Isn’t it just an “insinuendo”, an ugly trick used by dishonest writers when they
have nothing to say?
Actually, his purchase of Moscow News made much sense. This newspaper
knew its days of glory in 1990, but alas, its staff did not manage well to
change with changing times, and the readers drifted away. Gaydamak picked up
this newspaper with overblown staff, no readership, a glorious name of old – a
very familiar story; similar takeovers occur frequently in Moscow,
London, Paris and elsewhere. After pruning the
board, as is usually done in such takeovers, he hired Vitaly Tretyakov,
previously the chief editor of the glorious Nezavisimaya Gazeta, (Russian
Independent), one of the best newspapers in Russia.

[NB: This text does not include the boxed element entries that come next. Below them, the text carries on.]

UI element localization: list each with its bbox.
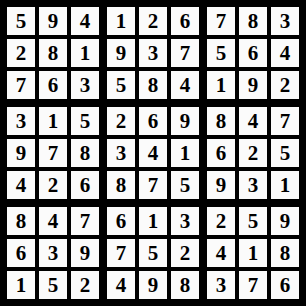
sudoku-cell-r4c9[interactable]: 7 — [271, 107, 299, 135]
sudoku-cell-r1c4[interactable]: 1 — [107, 7, 135, 35]
sudoku-cell-r5c4[interactable]: 3 — [107, 139, 135, 167]
sudoku-cell-r4c7[interactable]: 8 — [207, 107, 235, 135]
sudoku-cell-r1c2[interactable]: 9 — [39, 7, 67, 35]
sudoku-cell-r5c8[interactable]: 2 — [239, 139, 267, 167]
sudoku-cell-r5c1[interactable]: 9 — [7, 139, 35, 167]
sudoku-cell-r2c1[interactable]: 2 — [7, 39, 35, 67]
sudoku-cell-r4c3[interactable]: 5 — [71, 107, 99, 135]
sudoku-cell-r9c2[interactable]: 5 — [39, 271, 67, 299]
sudoku-cell-r7c1[interactable]: 8 — [7, 207, 35, 235]
sudoku-box-6: 847625931 — [207, 107, 299, 199]
sudoku-cell-r2c2[interactable]: 8 — [39, 39, 67, 67]
sudoku-cell-r7c4[interactable]: 6 — [107, 207, 135, 235]
sudoku-box-9: 259418376 — [207, 207, 299, 299]
sudoku-cell-r8c5[interactable]: 5 — [139, 239, 167, 267]
sudoku-cell-r3c7[interactable]: 1 — [207, 71, 235, 99]
sudoku-cell-r6c2[interactable]: 2 — [39, 171, 67, 199]
sudoku-cell-r9c8[interactable]: 7 — [239, 271, 267, 299]
sudoku-board: 5942817631269375847835641923159784262693… — [0, 0, 306, 306]
sudoku-box-3: 783564192 — [207, 7, 299, 99]
sudoku-cell-r7c7[interactable]: 2 — [207, 207, 235, 235]
sudoku-cell-r6c3[interactable]: 6 — [71, 171, 99, 199]
sudoku-cell-r2c3[interactable]: 1 — [71, 39, 99, 67]
sudoku-cell-r6c1[interactable]: 4 — [7, 171, 35, 199]
sudoku-cell-r5c6[interactable]: 1 — [171, 139, 199, 167]
sudoku-cell-r1c8[interactable]: 8 — [239, 7, 267, 35]
sudoku-box-7: 847639152 — [7, 207, 99, 299]
sudoku-cell-r8c3[interactable]: 9 — [71, 239, 99, 267]
sudoku-cell-r3c3[interactable]: 3 — [71, 71, 99, 99]
sudoku-cell-r3c1[interactable]: 7 — [7, 71, 35, 99]
sudoku-cell-r7c3[interactable]: 7 — [71, 207, 99, 235]
sudoku-cell-r9c7[interactable]: 3 — [207, 271, 235, 299]
sudoku-cell-r2c5[interactable]: 3 — [139, 39, 167, 67]
sudoku-cell-r3c6[interactable]: 4 — [171, 71, 199, 99]
sudoku-cell-r7c6[interactable]: 3 — [171, 207, 199, 235]
sudoku-cell-r6c5[interactable]: 7 — [139, 171, 167, 199]
sudoku-box-1: 594281763 — [7, 7, 99, 99]
sudoku-cell-r1c7[interactable]: 7 — [207, 7, 235, 35]
sudoku-cell-r8c4[interactable]: 7 — [107, 239, 135, 267]
sudoku-cell-r8c7[interactable]: 4 — [207, 239, 235, 267]
sudoku-cell-r2c7[interactable]: 5 — [207, 39, 235, 67]
sudoku-cell-r6c8[interactable]: 3 — [239, 171, 267, 199]
sudoku-cell-r3c2[interactable]: 6 — [39, 71, 67, 99]
sudoku-cell-r1c9[interactable]: 3 — [271, 7, 299, 35]
sudoku-cell-r3c4[interactable]: 5 — [107, 71, 135, 99]
sudoku-cell-r9c3[interactable]: 2 — [71, 271, 99, 299]
sudoku-cell-r6c9[interactable]: 1 — [271, 171, 299, 199]
sudoku-cell-r4c6[interactable]: 9 — [171, 107, 199, 135]
sudoku-cell-r3c8[interactable]: 9 — [239, 71, 267, 99]
sudoku-cell-r6c6[interactable]: 5 — [171, 171, 199, 199]
sudoku-box-2: 126937584 — [107, 7, 199, 99]
sudoku-cell-r3c9[interactable]: 2 — [271, 71, 299, 99]
sudoku-cell-r9c5[interactable]: 9 — [139, 271, 167, 299]
sudoku-cell-r7c2[interactable]: 4 — [39, 207, 67, 235]
sudoku-cell-r2c8[interactable]: 6 — [239, 39, 267, 67]
sudoku-cell-r8c1[interactable]: 6 — [7, 239, 35, 267]
sudoku-box-5: 269341875 — [107, 107, 199, 199]
sudoku-cell-r6c4[interactable]: 8 — [107, 171, 135, 199]
sudoku-cell-r8c6[interactable]: 2 — [171, 239, 199, 267]
sudoku-cell-r2c9[interactable]: 4 — [271, 39, 299, 67]
sudoku-cell-r8c8[interactable]: 1 — [239, 239, 267, 267]
sudoku-cell-r4c4[interactable]: 2 — [107, 107, 135, 135]
sudoku-cell-r5c3[interactable]: 8 — [71, 139, 99, 167]
sudoku-cell-r5c5[interactable]: 4 — [139, 139, 167, 167]
sudoku-cell-r5c9[interactable]: 5 — [271, 139, 299, 167]
sudoku-cell-r3c5[interactable]: 8 — [139, 71, 167, 99]
sudoku-cell-r9c1[interactable]: 1 — [7, 271, 35, 299]
sudoku-cell-r8c2[interactable]: 3 — [39, 239, 67, 267]
sudoku-box-8: 613752498 — [107, 207, 199, 299]
sudoku-cell-r7c5[interactable]: 1 — [139, 207, 167, 235]
sudoku-cell-r8c9[interactable]: 8 — [271, 239, 299, 267]
sudoku-cell-r9c9[interactable]: 6 — [271, 271, 299, 299]
sudoku-cell-r1c1[interactable]: 5 — [7, 7, 35, 35]
sudoku-cell-r7c8[interactable]: 5 — [239, 207, 267, 235]
sudoku-cell-r5c2[interactable]: 7 — [39, 139, 67, 167]
sudoku-box-4: 315978426 — [7, 107, 99, 199]
sudoku-cell-r9c4[interactable]: 4 — [107, 271, 135, 299]
sudoku-cell-r4c1[interactable]: 3 — [7, 107, 35, 135]
sudoku-cell-r6c7[interactable]: 9 — [207, 171, 235, 199]
sudoku-cell-r4c8[interactable]: 4 — [239, 107, 267, 135]
sudoku-cell-r1c3[interactable]: 4 — [71, 7, 99, 35]
sudoku-cell-r7c9[interactable]: 9 — [271, 207, 299, 235]
sudoku-cell-r1c6[interactable]: 6 — [171, 7, 199, 35]
sudoku-cell-r4c2[interactable]: 1 — [39, 107, 67, 135]
sudoku-cell-r4c5[interactable]: 6 — [139, 107, 167, 135]
sudoku-cell-r2c4[interactable]: 9 — [107, 39, 135, 67]
sudoku-cell-r2c6[interactable]: 7 — [171, 39, 199, 67]
sudoku-cell-r9c6[interactable]: 8 — [171, 271, 199, 299]
sudoku-cell-r5c7[interactable]: 6 — [207, 139, 235, 167]
sudoku-cell-r1c5[interactable]: 2 — [139, 7, 167, 35]
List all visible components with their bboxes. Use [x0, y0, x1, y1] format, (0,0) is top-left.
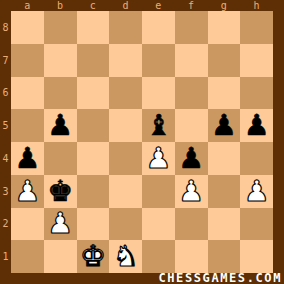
white-king-c1[interactable]: ♚: [80, 242, 106, 271]
square-b8[interactable]: [44, 11, 77, 44]
square-a7[interactable]: [11, 44, 44, 77]
square-a3[interactable]: ♟: [11, 175, 44, 208]
square-d5[interactable]: [109, 109, 142, 142]
rank-label-2: 2: [0, 208, 11, 241]
rank-label-8: 8: [0, 11, 11, 44]
black-pawn-f4[interactable]: ♟: [178, 144, 204, 173]
chess-board-frame: abcdefgh 87654321 ♟♝♟♟♟♟♟♟♚♟♟♟♚♞ CHESSGA…: [0, 0, 284, 284]
square-c4[interactable]: [77, 142, 110, 175]
square-a4[interactable]: ♟: [11, 142, 44, 175]
square-d2[interactable]: [109, 208, 142, 241]
white-pawn-a3[interactable]: ♟: [14, 177, 40, 206]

Moscow journalists say that Gaydamak has already received
offers for five times the amount he paid for the MN, so it was an astute
business move. Tretyakov is a fiercely independent journalist and editor; he is
not anti-Putin or pro-Putin. If Mr Levey thinks that “free speech” has to be
anti-Putin, he’d find that anti-Putin elements in Moscow (Kasparov
etc) are the great supporters of Bush’s attack on Iraq and
Iran. Shouldn’t Levey decide, whether Gaydamak is Putin’s
man or the man of Bush and Cheney? You can’t be both.
Levey describes “the ultra-hawkish Avigdor Lieberman, a former chief of staff
for Netanyahu, who heads the openly racist party Yisrael Beiteinu,” as a
possible partner of Gaydamak and Netanyahu. Again, he does not know what he is
writing about, or is plainly misleading. Lieberman is an avowed enemy of
Gaydamak, and he considers him a leftie and an Arab-lover. But what makes
Lieberman so special? Levey says: “Lieberman has suggested bombing Palestinians'
civilian infrastructure in the occupied territories”. Boker Tov, Eliyahu! Queen
Anne is dead, Mr Levey: it’s Olmert government with full support of Labour’s
Barak that bombs Palestinians' civilian infrastructure in the occupied
territories on a weekly basis.
Levey claims: “Together, an enigmatic billionaire [Gaydamak] and a resurgent
Bibi Netanyahu could put Israel on the war path.” But it's
the other way around: Gaydamak may put Israel off
the war path while the other guys will assuredly lead us to the next war. Levey
speaks of his possible alliance with Netanyahu as though it were a decided
thing, but it is not so.
Bottom line: what remains after sifting out so many insinuations by Mr Levey?
Only one argument, namely, Gaydamak is not fluent in Hebrew. I’ll be generous
and let Mr Levey get away with that one.